Thomas X. Mackey, Police Lieutenant
Thomas X. Mackey, a retired Sag Harbor Village police lieutenant, died on Nov. 4 at home in Bonita Springs, Fla. He was 55. The cause of death was an apparent heart attack, his brother, Chip Mackey of East Islip, said.
As the executive officer of the department, which he served for 21 years, he was its second in command. He had previously worked as a Housing Authority police officer for the New York Police Department after finishing at the police academy. He still lived in his hometown of East Islip at the time, and when he received a letter inviting him to join the Sag Harbor force, he and his father got out a map of Long Island to figure out exactly where the village was, he once recalled.
After his retirement in 2009, he taught criminal justice and co-wrote a book. He was an adjunct professor and graduate research adviser in the forensic studies department at Florida Gulf Coast University in Fort Myers while he continued his own studies, earning a master’s degree in criminal justice from the same university in April 2012.
He was in the midst of completing a doctorate program at Capella University and was due to present his dissertation after Thanksgiving, his brother said.
While he excelled at police work and got great joy from helping others, he came to find that he loved academia. “He was a brainiac,” his brother said. “Where he got his solace was going into the library and doing research.” He also enjoyed teaching, and in his students he found a receptive audience.
He was the program director of criminal forensics at Keiser University in Florida for a year.

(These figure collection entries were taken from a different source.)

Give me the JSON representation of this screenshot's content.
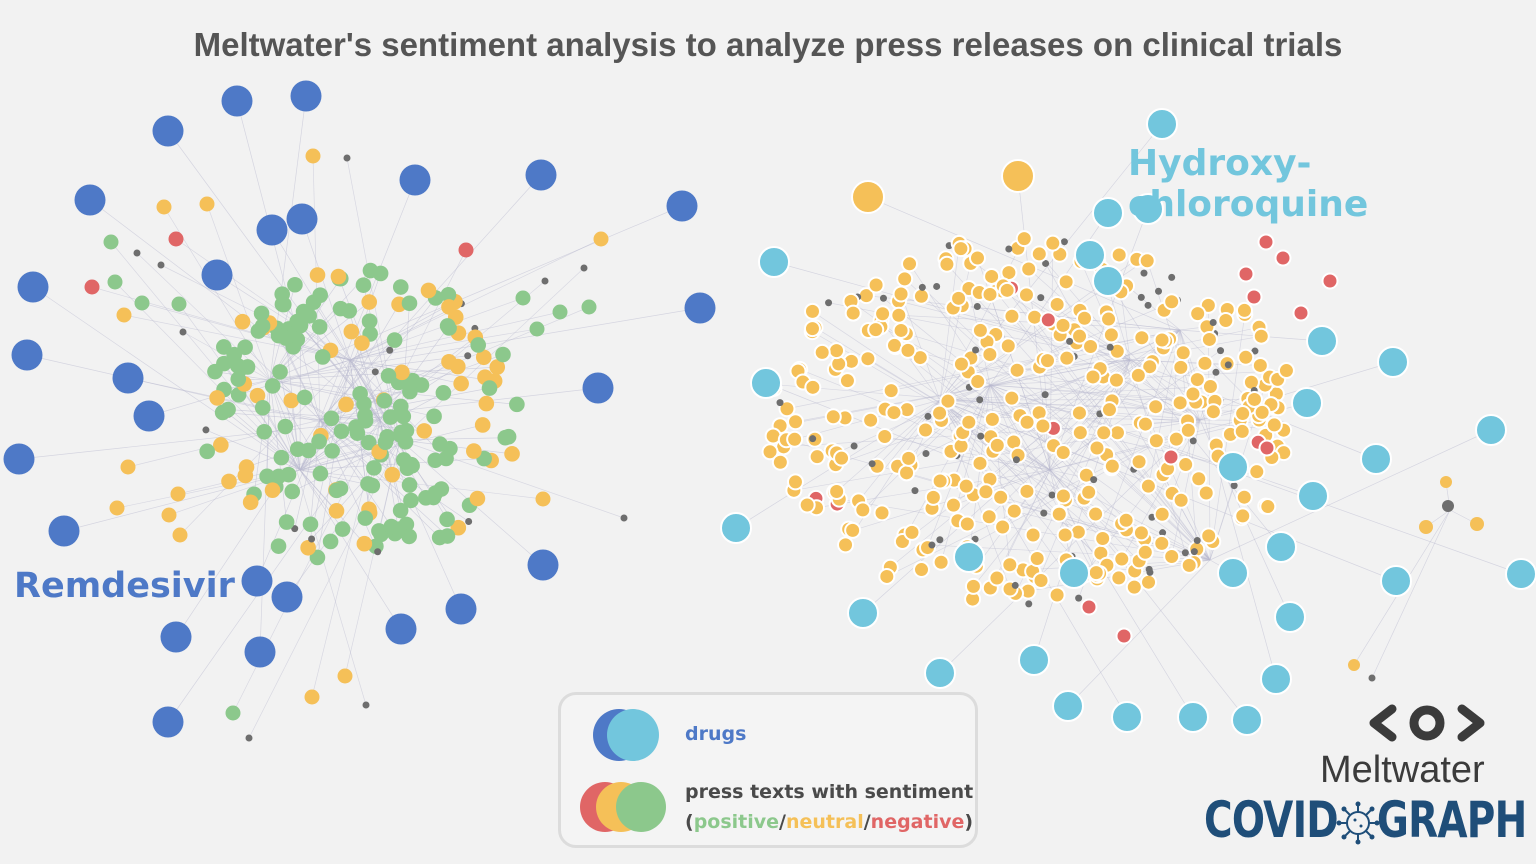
{
  "title": "Meltwater's sentiment analysis to analyze press releases on clinical trials",
  "clusters": {
    "remdesivir": "Remdesivir",
    "hydroxychloroquine": "Hydroxy-chloroquine"
  },
  "legend": {
    "drugs_label": "drugs",
    "press_label": "press texts with sentiment",
    "open_paren": "(",
    "positive": "positive",
    "slash1": "/",
    "neutral": "neutral",
    "slash2": "/",
    "negative": "negative",
    "close_paren": ")"
  },
  "brand": {
    "company": "Meltwater",
    "covid": "COVID",
    "graph": "GRAPH",
    "logo_icon": "meltwater-eye-icon",
    "virus_icon": "virus-icon"
  },
  "colors": {
    "remdesivir_drug": "#4e79c7",
    "hcq_drug": "#72c6dd",
    "positive": "#8cc88c",
    "neutral": "#f5c058",
    "negative": "#e06666",
    "edge_node": "#6e6e6e",
    "edge": "#b9b9cf"
  },
  "graph_stats": {
    "remdesivir_drugs": 31,
    "hcq_drugs": 36
  }
}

He was also the director of the mass-killer database at Florida Gulf Coast University, the largest privately held database of its kind in the world. In his role there, he conducted research on sexual serial homicide.

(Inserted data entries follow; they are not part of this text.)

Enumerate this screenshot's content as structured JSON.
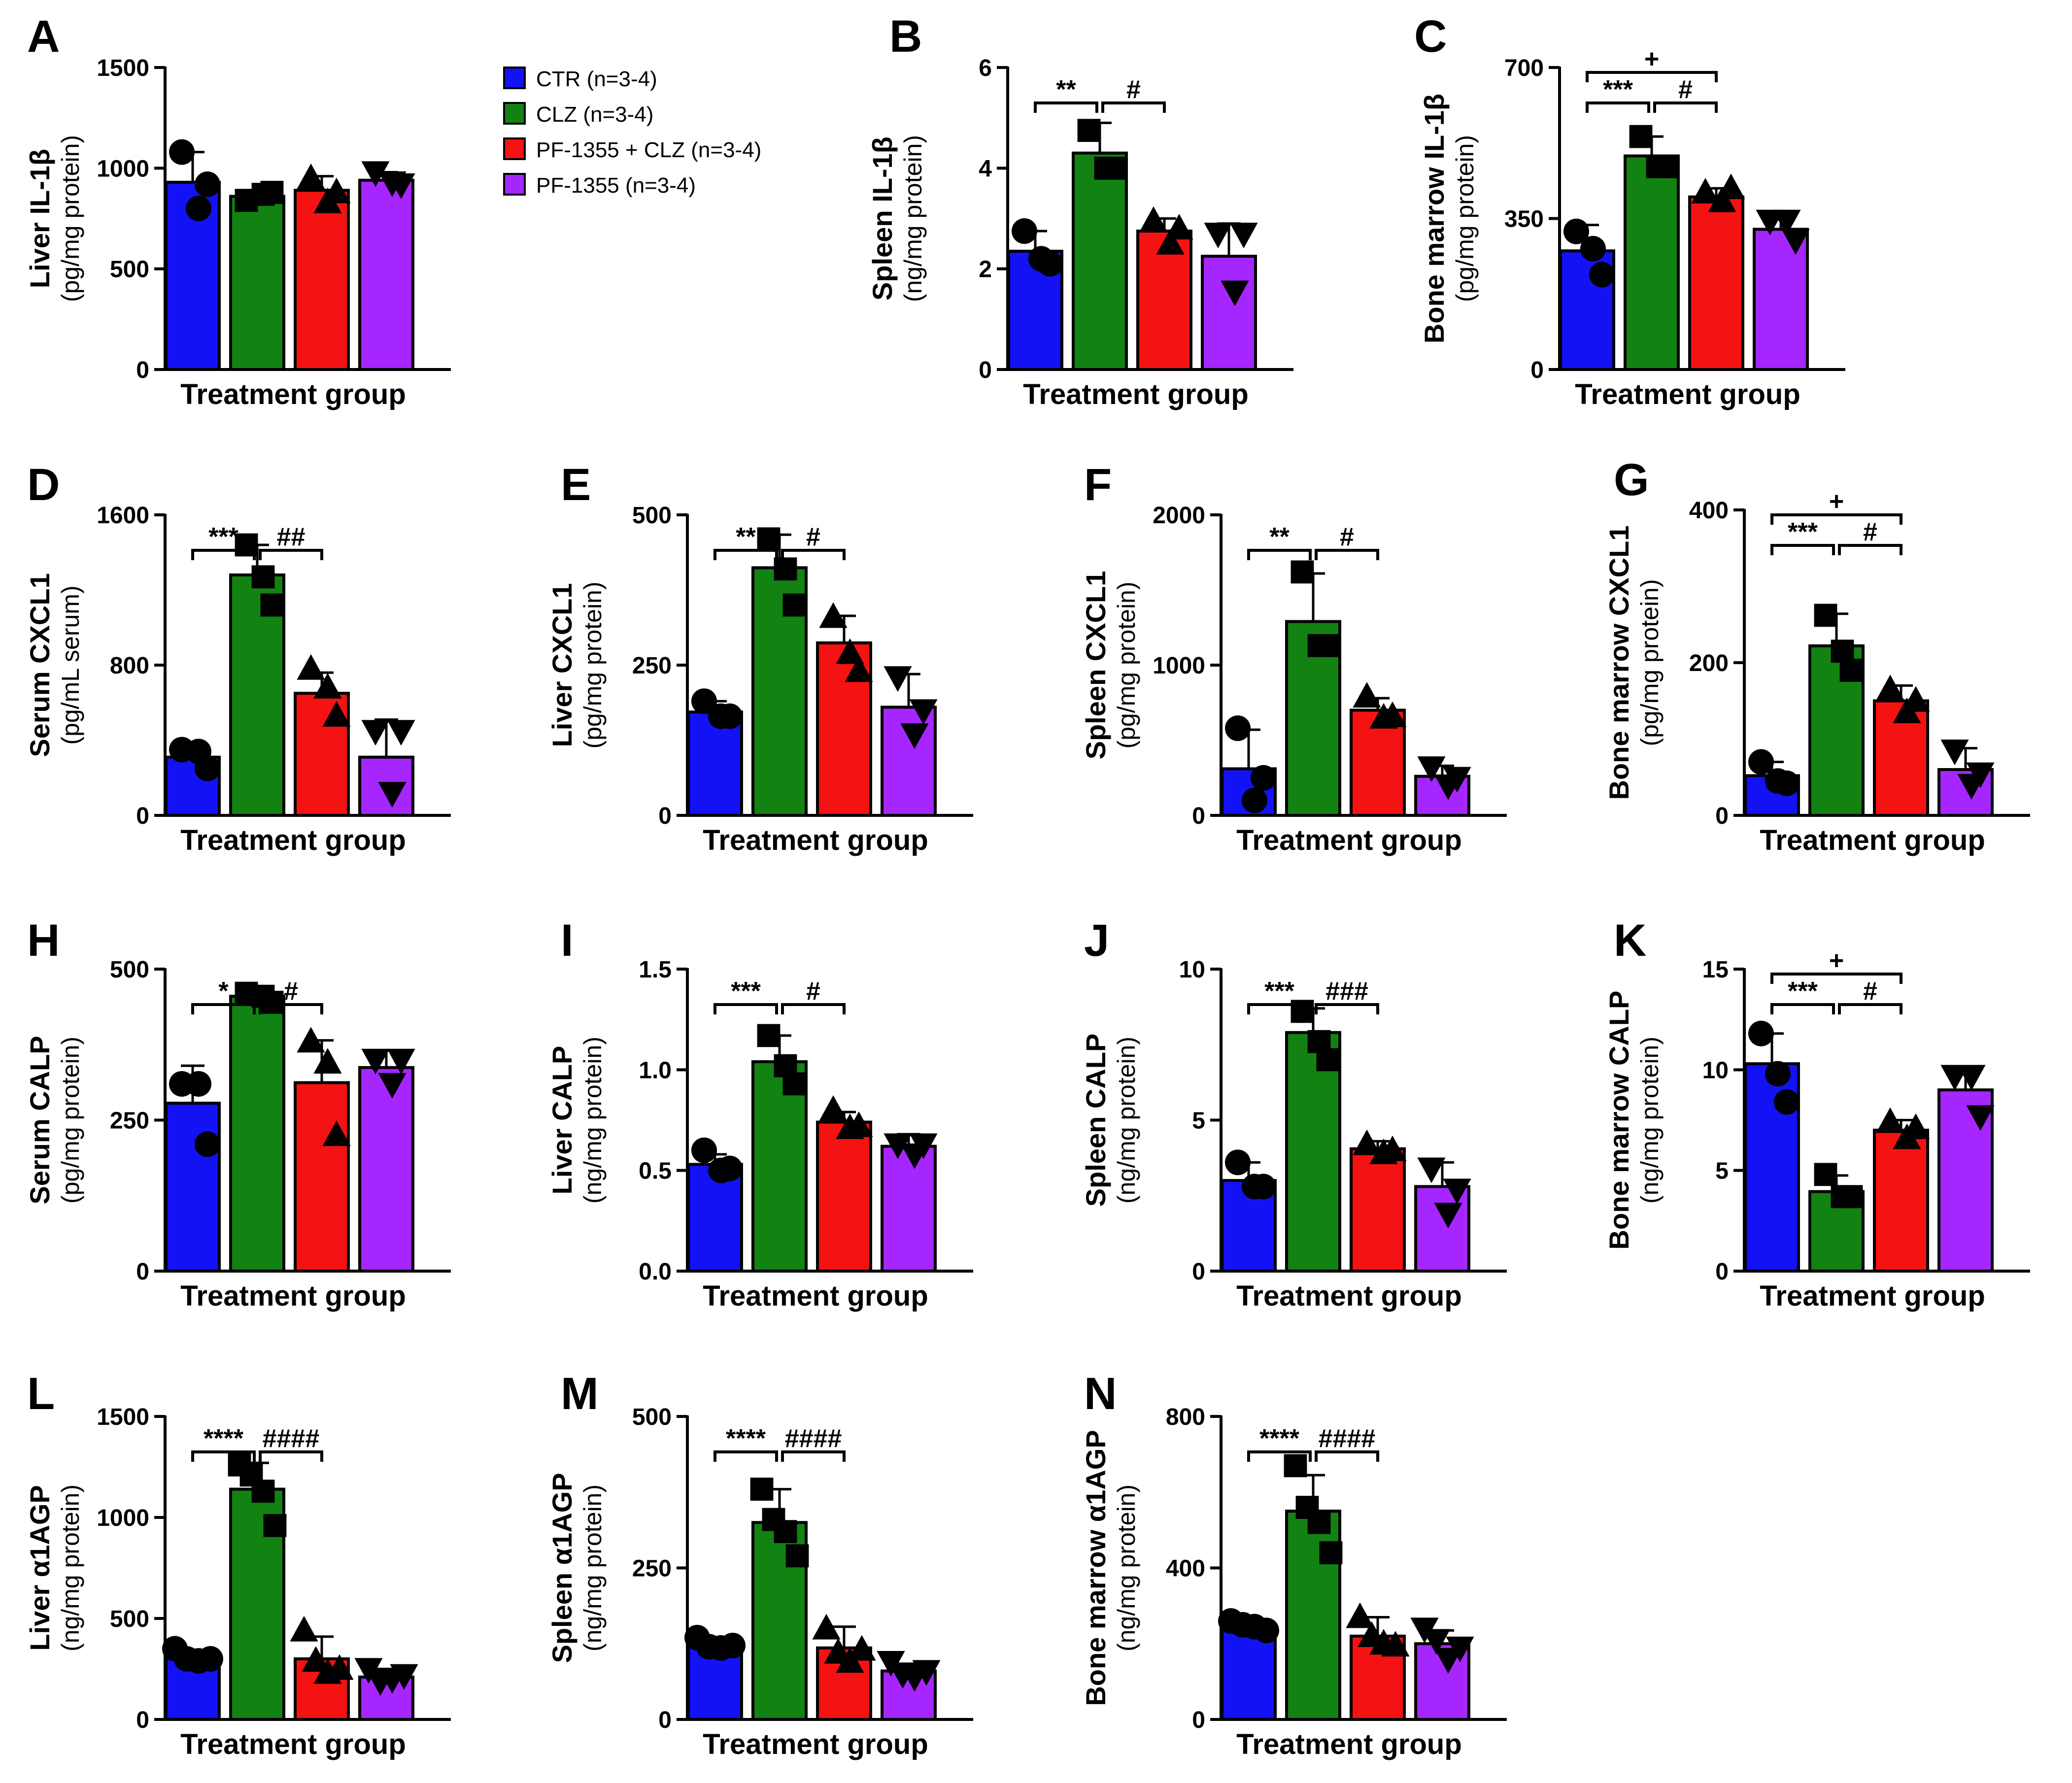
{
  "legend": {
    "entries": [
      {
        "label": "CTR (n=3-4)",
        "color": "#1212f5"
      },
      {
        "label": "CLZ (n=3-4)",
        "color": "#128212"
      },
      {
        "label": "PF-1355 + CLZ (n=3-4)",
        "color": "#f51212"
      },
      {
        "label": "PF-1355 (n=3-4)",
        "color": "#a526ff"
      }
    ]
  },
  "chart_data": [
    {
      "id": "A",
      "type": "bar",
      "ylabel": "Liver IL-1β",
      "yunit": "(pg/mg protein)",
      "xlabel": "Treatment group",
      "ylim": [
        0,
        1500
      ],
      "yticks": [
        "0",
        "500",
        "1000",
        "1500"
      ],
      "means": [
        930,
        860,
        890,
        940
      ],
      "sd": [
        150,
        30,
        70,
        40
      ],
      "points": [
        [
          1080,
          800,
          920
        ],
        [
          840,
          870,
          880
        ],
        [
          950,
          830,
          880
        ],
        [
          980,
          930,
          920
        ]
      ],
      "sig": []
    },
    {
      "id": "B",
      "type": "bar",
      "ylabel": "Spleen IL-1β",
      "yunit": "(ng/mg protein)",
      "xlabel": "Treatment group",
      "ylim": [
        0,
        6
      ],
      "yticks": [
        "0",
        "2",
        "4",
        "6"
      ],
      "means": [
        2.35,
        4.3,
        2.75,
        2.25
      ],
      "sd": [
        0.4,
        0.6,
        0.25,
        0.65
      ],
      "points": [
        [
          2.75,
          2.2,
          2.1
        ],
        [
          4.75,
          4.0,
          4.0
        ],
        [
          2.95,
          2.5,
          2.8
        ],
        [
          2.7,
          1.55,
          2.7
        ]
      ],
      "sig": [
        {
          "from": 0,
          "to": 1,
          "label": "**",
          "level": 0
        },
        {
          "from": 1,
          "to": 2,
          "label": "#",
          "level": 0
        }
      ]
    },
    {
      "id": "C",
      "type": "bar",
      "ylabel": "Bone marrow IL-1β",
      "yunit": "(pg/mg protein)",
      "xlabel": "Treatment group",
      "ylim": [
        0,
        700
      ],
      "yticks": [
        "0",
        "350",
        "700"
      ],
      "means": [
        275,
        495,
        400,
        325
      ],
      "sd": [
        60,
        45,
        20,
        30
      ],
      "points": [
        [
          320,
          280,
          220
        ],
        [
          540,
          470,
          470
        ],
        [
          410,
          390,
          420
        ],
        [
          345,
          345,
          300
        ]
      ],
      "sig": [
        {
          "from": 0,
          "to": 1,
          "label": "***",
          "level": 0
        },
        {
          "from": 1,
          "to": 2,
          "label": "#",
          "level": 0
        },
        {
          "from": 0,
          "to": 2,
          "label": "+",
          "level": 1
        }
      ]
    },
    {
      "id": "D",
      "type": "bar",
      "ylabel": "Serum CXCL1",
      "yunit": "(pg/mL serum)",
      "xlabel": "Treatment group",
      "ylim": [
        0,
        1600
      ],
      "yticks": [
        "0",
        "800",
        "1600"
      ],
      "means": [
        310,
        1280,
        650,
        310
      ],
      "sd": [
        50,
        160,
        110,
        200
      ],
      "points": [
        [
          350,
          340,
          250
        ],
        [
          1440,
          1270,
          1120
        ],
        [
          780,
          680,
          530
        ],
        [
          450,
          120,
          450
        ]
      ],
      "sig": [
        {
          "from": 0,
          "to": 1,
          "label": "***",
          "level": 0
        },
        {
          "from": 1,
          "to": 2,
          "label": "##",
          "level": 0
        }
      ]
    },
    {
      "id": "E",
      "type": "bar",
      "ylabel": "Liver CXCL1",
      "yunit": "(pg/mg protein)",
      "xlabel": "Treatment group",
      "ylim": [
        0,
        500
      ],
      "yticks": [
        "0",
        "250",
        "500"
      ],
      "means": [
        172,
        412,
        287,
        180
      ],
      "sd": [
        18,
        55,
        45,
        55
      ],
      "points": [
        [
          190,
          165,
          165
        ],
        [
          460,
          410,
          350
        ],
        [
          330,
          270,
          240
        ],
        [
          230,
          135,
          175
        ]
      ],
      "sig": [
        {
          "from": 0,
          "to": 1,
          "label": "**",
          "level": 0
        },
        {
          "from": 1,
          "to": 2,
          "label": "#",
          "level": 0
        }
      ]
    },
    {
      "id": "F",
      "type": "bar",
      "ylabel": "Spleen CXCL1",
      "yunit": "(pg/mg protein)",
      "xlabel": "Treatment group",
      "ylim": [
        0,
        2000
      ],
      "yticks": [
        "0",
        "1000",
        "2000"
      ],
      "means": [
        310,
        1290,
        700,
        260
      ],
      "sd": [
        260,
        320,
        80,
        70
      ],
      "points": [
        [
          580,
          100,
          250
        ],
        [
          1620,
          1130,
          1130
        ],
        [
          790,
          650,
          660
        ],
        [
          320,
          200,
          250
        ]
      ],
      "sig": [
        {
          "from": 0,
          "to": 1,
          "label": "**",
          "level": 0
        },
        {
          "from": 1,
          "to": 2,
          "label": "#",
          "level": 0
        }
      ]
    },
    {
      "id": "G",
      "type": "bar",
      "ylabel": "Bone marrow CXCL1",
      "yunit": "(pg/mg protein)",
      "xlabel": "Treatment group",
      "ylim": [
        0,
        400
      ],
      "yticks": [
        "0",
        "200",
        "400"
      ],
      "means": [
        52,
        222,
        150,
        60
      ],
      "sd": [
        18,
        42,
        20,
        28
      ],
      "points": [
        [
          70,
          45,
          42
        ],
        [
          262,
          215,
          190
        ],
        [
          165,
          135,
          150
        ],
        [
          85,
          40,
          55
        ]
      ],
      "sig": [
        {
          "from": 0,
          "to": 1,
          "label": "***",
          "level": 0
        },
        {
          "from": 1,
          "to": 2,
          "label": "#",
          "level": 0
        },
        {
          "from": 0,
          "to": 2,
          "label": "+",
          "level": 1
        }
      ]
    },
    {
      "id": "H",
      "type": "bar",
      "ylabel": "Serum CALP",
      "yunit": "(pg/mg protein)",
      "xlabel": "Treatment group",
      "ylim": [
        0,
        500
      ],
      "yticks": [
        "0",
        "250",
        "500"
      ],
      "means": [
        278,
        455,
        312,
        337
      ],
      "sd": [
        62,
        12,
        70,
        28
      ],
      "points": [
        [
          310,
          310,
          210
        ],
        [
          460,
          455,
          445
        ],
        [
          380,
          345,
          225
        ],
        [
          350,
          310,
          350
        ]
      ],
      "sig": [
        {
          "from": 0,
          "to": 1,
          "label": "*",
          "level": 0
        },
        {
          "from": 1,
          "to": 2,
          "label": "#",
          "level": 0
        }
      ]
    },
    {
      "id": "I",
      "type": "bar",
      "ylabel": "Liver CALP",
      "yunit": "(ng/mg protein)",
      "xlabel": "Treatment group",
      "ylim": [
        0,
        1.5
      ],
      "yticks": [
        "0.0",
        "0.5",
        "1.0",
        "1.5"
      ],
      "means": [
        0.53,
        1.04,
        0.74,
        0.62
      ],
      "sd": [
        0.05,
        0.13,
        0.05,
        0.06
      ],
      "points": [
        [
          0.6,
          0.5,
          0.51
        ],
        [
          1.17,
          1.02,
          0.93
        ],
        [
          0.8,
          0.71,
          0.72
        ],
        [
          0.63,
          0.58,
          0.63
        ]
      ],
      "sig": [
        {
          "from": 0,
          "to": 1,
          "label": "***",
          "level": 0
        },
        {
          "from": 1,
          "to": 2,
          "label": "#",
          "level": 0
        }
      ]
    },
    {
      "id": "J",
      "type": "bar",
      "ylabel": "Spleen  CALP",
      "yunit": "(ng/mg protein)",
      "xlabel": "Treatment group",
      "ylim": [
        0,
        10
      ],
      "yticks": [
        "0",
        "5",
        "10"
      ],
      "means": [
        3.0,
        7.9,
        4.05,
        2.8
      ],
      "sd": [
        0.6,
        0.8,
        0.25,
        0.8
      ],
      "points": [
        [
          3.6,
          2.8,
          2.8
        ],
        [
          8.6,
          7.6,
          7.0
        ],
        [
          4.2,
          3.9,
          4.0
        ],
        [
          3.4,
          1.9,
          2.7
        ]
      ],
      "sig": [
        {
          "from": 0,
          "to": 1,
          "label": "***",
          "level": 0
        },
        {
          "from": 1,
          "to": 2,
          "label": "###",
          "level": 0
        }
      ]
    },
    {
      "id": "K",
      "type": "bar",
      "ylabel": "Bone marrow CALP",
      "yunit": "(ng/mg protein)",
      "xlabel": "Treatment group",
      "ylim": [
        0,
        15
      ],
      "yticks": [
        "0",
        "5",
        "10",
        "15"
      ],
      "means": [
        10.3,
        3.95,
        7.0,
        9.0
      ],
      "sd": [
        1.5,
        0.8,
        0.5,
        0.9
      ],
      "points": [
        [
          11.8,
          9.8,
          8.4
        ],
        [
          4.8,
          3.7,
          3.7
        ],
        [
          7.4,
          6.6,
          7.1
        ],
        [
          9.7,
          9.7,
          7.7
        ]
      ],
      "sig": [
        {
          "from": 0,
          "to": 1,
          "label": "***",
          "level": 0
        },
        {
          "from": 1,
          "to": 2,
          "label": "#",
          "level": 0
        },
        {
          "from": 0,
          "to": 2,
          "label": "+",
          "level": 1
        }
      ]
    },
    {
      "id": "L",
      "type": "bar",
      "ylabel": "Liver α1AGP",
      "yunit": "(ng/mg protein)",
      "xlabel": "Treatment group",
      "ylim": [
        0,
        1500
      ],
      "yticks": [
        "0",
        "500",
        "1000",
        "1500"
      ],
      "means": [
        310,
        1140,
        300,
        210
      ],
      "sd": [
        30,
        130,
        110,
        40
      ],
      "points": [
        [
          350,
          300,
          290,
          300
        ],
        [
          1260,
          1210,
          1130,
          960
        ],
        [
          440,
          290,
          230,
          250
        ],
        [
          250,
          190,
          200,
          220
        ]
      ],
      "sig": [
        {
          "from": 0,
          "to": 1,
          "label": "****",
          "level": 0
        },
        {
          "from": 1,
          "to": 2,
          "label": "####",
          "level": 0
        }
      ]
    },
    {
      "id": "M",
      "type": "bar",
      "ylabel": "Spleen α1AGP",
      "yunit": "(ng/mg protein)",
      "xlabel": "Treatment group",
      "ylim": [
        0,
        500
      ],
      "yticks": [
        "0",
        "250",
        "500"
      ],
      "means": [
        125,
        325,
        118,
        80
      ],
      "sd": [
        10,
        55,
        35,
        12
      ],
      "points": [
        [
          135,
          120,
          118,
          122
        ],
        [
          380,
          330,
          310,
          270
        ],
        [
          150,
          110,
          95,
          115
        ],
        [
          95,
          75,
          70,
          80
        ]
      ],
      "sig": [
        {
          "from": 0,
          "to": 1,
          "label": "****",
          "level": 0
        },
        {
          "from": 1,
          "to": 2,
          "label": "####",
          "level": 0
        }
      ]
    },
    {
      "id": "N",
      "type": "bar",
      "ylabel": "Bone marrow α1AGP",
      "yunit": "(ng/mg protein)",
      "xlabel": "Treatment group",
      "ylim": [
        0,
        800
      ],
      "yticks": [
        "0",
        "400",
        "800"
      ],
      "means": [
        250,
        550,
        220,
        200
      ],
      "sd": [
        12,
        95,
        50,
        35
      ],
      "points": [
        [
          260,
          250,
          245,
          235
        ],
        [
          670,
          560,
          520,
          440
        ],
        [
          270,
          220,
          200,
          195
        ],
        [
          240,
          210,
          160,
          190
        ]
      ],
      "sig": [
        {
          "from": 0,
          "to": 1,
          "label": "****",
          "level": 0
        },
        {
          "from": 1,
          "to": 2,
          "label": "####",
          "level": 0
        }
      ]
    }
  ]
}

“Deviance: Theories on Behaviors That Defy Social Norms,” of which he and Duane L. Dobbert were editors, was published in July 2015. He was working on a second book.
Born Thomas Xavier Mackey on Sept. 25, 1961, at Glen Cove Community Hospital, he was known as T.X. to his friends and family since he was a child. He was the youngest of three children of Charles P. Mackey and the former Miriam A. Lynch. After attending East Islip High School in 1979 and taking college classes on Long Island, he graduated from the State University at Oneonta in 1983.
An uncle who had served in the F.B.I. spurred his interest in pursuing a career in policing, his brother said.
Once he joined the department in Sag Harbor in May 1988, he moved up the ranks, serving as a detective, then as a sergeant, and finally as lieutenant and executive officer. He was also involved in establishing a police dive team in Sag Harbor in the early 1990s, before the Sag Harbor Fire Department took over such rescue efforts.
Colleagues said he was dedicated to the community he served — he once helped organize a youth Olympics attended by 400 children — and that he strived to make a difference in people’s lives. They recalled his interrogation skills and keen ability to read people.
A physical fitness enthusiast, Mr. Mackey was a runner and a swimmer. While living in Sag Harbor, he swam year round in the master’s program at the Y.M.C.A. East Hampton RECenter.
He was credited with saving at least two lives in the water. Once while on duty he rescued a suicidal man who had jumped from the bridge between Sag Harbor and North Haven. While taking a jog in August 2009, he rushed into Noyac Bay and pulled an unresponsive man out of the water off Long Beach and resuscitated him.
Several times he was named the department’s officer of the year, honored at the Southampton Kiwanis Club’s annual dinner.
In addition to his brother, his two children, Liam Mackey, 24, and Sheila Mackey, 19, both of Sag Harbor, survive him. A marriage ended in divorce. He leaves two nieces and a nephew.
His parents died before him, as did a sister, Sheila Mackey, in an automobile accident in 1978. He had two cousins who were like brothers, Kyle Lynch of Springs, who survives, and Ryan Lynch, an East Hampton Town police sergeant who died in 2005.
A wake will be held tomorrow at Frederick J. Chapey & Sons Funeral Home in East Islip from 2 to 4:30 and 7 to 9:30 p.m. A Mass will be said at St. Mary’s Catholic Church in East Islip on Saturday at 9:15 a.m. The Rev. Hugh Cannon will officiate. Mr. Mackey was cremated and will be buried at St. Charles Cemetery in Farmingdale, next to his parents and sister.